La Conferenza dei servizi di Roma ha fermato il progetto che prevede la realizzazione dello svincolo Saronno sud. La proposta dell’assessore Tavecchia che accusa Saronno di un mancato dialogo

«Non è Uboldo che blocca la realizzazione della terza corsia dell’A8». Giovanni Tavecchia, candidato sindaco per il centrosinistra a Uboldo e assessore uscente, spiega la situazione che ha portato la Conferenza dei servizi di Roma a fermare il progetto per l’ampliamento della terza corsia sull’A8, nel tratto Lainate-Como Grandate, e la realizzazione dello svincolo Saronno Sud. La conferenza si è svolta nei giorni scorsi dopo aver accolto i pareri favorevoli al progetto dei comuni di Saronno, Gerenzano e Origgio, e l’unico parere sfavorevole di Uboldo. «Noi non vogliamo bloccare l’intero progetto – spiega Tavecchia -. Noi diciamo semplicemente di stralciare lo svincolo dal progetto, far partire i lavori per l’ampliamento della terza corsia e discutere insieme come realizzare lo svincolo».

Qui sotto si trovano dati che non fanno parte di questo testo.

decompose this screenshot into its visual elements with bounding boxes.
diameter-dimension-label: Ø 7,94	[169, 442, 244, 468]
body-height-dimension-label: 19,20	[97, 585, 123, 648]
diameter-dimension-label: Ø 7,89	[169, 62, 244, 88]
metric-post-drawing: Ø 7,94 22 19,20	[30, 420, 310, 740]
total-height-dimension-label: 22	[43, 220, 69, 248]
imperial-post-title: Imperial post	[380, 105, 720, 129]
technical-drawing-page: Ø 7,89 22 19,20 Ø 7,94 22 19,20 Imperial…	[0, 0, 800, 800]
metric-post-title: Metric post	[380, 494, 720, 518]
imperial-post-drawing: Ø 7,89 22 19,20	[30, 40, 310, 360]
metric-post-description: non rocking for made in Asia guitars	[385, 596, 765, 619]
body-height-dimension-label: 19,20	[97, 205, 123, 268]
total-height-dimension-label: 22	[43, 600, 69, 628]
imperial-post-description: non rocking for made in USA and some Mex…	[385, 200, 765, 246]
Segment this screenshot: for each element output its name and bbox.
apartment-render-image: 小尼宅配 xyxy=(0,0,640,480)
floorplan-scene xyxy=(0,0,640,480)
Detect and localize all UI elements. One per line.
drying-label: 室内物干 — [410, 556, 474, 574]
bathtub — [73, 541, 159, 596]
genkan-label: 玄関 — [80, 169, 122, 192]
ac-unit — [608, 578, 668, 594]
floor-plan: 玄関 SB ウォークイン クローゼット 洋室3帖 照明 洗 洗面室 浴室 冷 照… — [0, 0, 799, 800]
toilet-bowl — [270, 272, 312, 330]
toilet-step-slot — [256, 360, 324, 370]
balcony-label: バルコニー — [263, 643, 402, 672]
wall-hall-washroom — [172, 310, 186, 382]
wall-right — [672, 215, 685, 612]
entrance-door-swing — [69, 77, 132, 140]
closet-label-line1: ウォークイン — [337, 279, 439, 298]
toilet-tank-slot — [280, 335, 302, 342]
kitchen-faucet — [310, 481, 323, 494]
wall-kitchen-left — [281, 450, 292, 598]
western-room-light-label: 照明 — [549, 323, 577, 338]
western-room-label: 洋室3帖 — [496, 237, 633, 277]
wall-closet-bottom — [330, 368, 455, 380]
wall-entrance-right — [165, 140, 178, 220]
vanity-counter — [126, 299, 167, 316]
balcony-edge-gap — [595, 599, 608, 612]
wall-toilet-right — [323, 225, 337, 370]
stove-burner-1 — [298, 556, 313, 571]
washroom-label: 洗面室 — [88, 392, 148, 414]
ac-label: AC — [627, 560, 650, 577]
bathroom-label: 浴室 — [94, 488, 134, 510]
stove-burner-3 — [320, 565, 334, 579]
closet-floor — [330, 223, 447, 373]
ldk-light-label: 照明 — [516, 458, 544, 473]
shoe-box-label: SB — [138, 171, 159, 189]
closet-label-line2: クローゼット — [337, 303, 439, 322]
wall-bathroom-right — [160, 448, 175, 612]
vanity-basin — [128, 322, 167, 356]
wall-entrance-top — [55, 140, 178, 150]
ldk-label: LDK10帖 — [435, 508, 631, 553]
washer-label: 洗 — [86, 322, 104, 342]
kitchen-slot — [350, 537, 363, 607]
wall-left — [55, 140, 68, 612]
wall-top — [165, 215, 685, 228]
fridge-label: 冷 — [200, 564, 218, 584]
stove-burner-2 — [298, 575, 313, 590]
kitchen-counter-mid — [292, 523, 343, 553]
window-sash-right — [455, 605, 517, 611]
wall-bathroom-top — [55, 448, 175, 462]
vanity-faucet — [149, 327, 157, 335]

L’assessore uscente di Uboldo rifiuta quindi le accuse di essere il responsabile della situazione che si è venuta a creare. «Il progetto ci è stato calato dall’alto – spiega – e l’impatto ambientale dello svincolo è devastante, sia per l’inquinamento, sia per il territorio, ultimo polmone verde prima di entrare nell’hinterland milanese».
Dell’opera si discute da diversi anni e il candidato sindaco è deciso nel proseguire la lotta, «senza cerare ostruzionismo. Siamo pronti a dialogare, ma dagli altri comuni della zona non è arrivata nessuna collaborazione. Lo scorso 2 gennaio abbiamo scritto al sindaco di Saronno, Pierluigi Gilli, chiedendo di avviare un tavolo di confronto con tutti i comuni del Saronnese. Non ci ha nemmeno risposto. Chi è quindi che non vuole dialogare?»

Tavecchia spiega inoltre che la terza corsia «non risolverà il problema del traffico. Aiuterà certamente, ma non risolverà finche il traffico dell’A8 dovrà immettersi sulla A9 in un’unica corsia».
Rimane il fatto che adesso il progetto è bloccato. A causa dello svincolo, la conferenza dei servizi ha fermato tutto, compresa la realizzazioni della terza corsia. Ora sarà la presidenza del consiglio a decidere, ovvero Romano Prodi. «Spero che la Presidenza del consiglio – conclude Tavecchia -comprenda le nostre motivazioni che sono ben documentate come ha potuto analizzare la Conferenza dei servizi».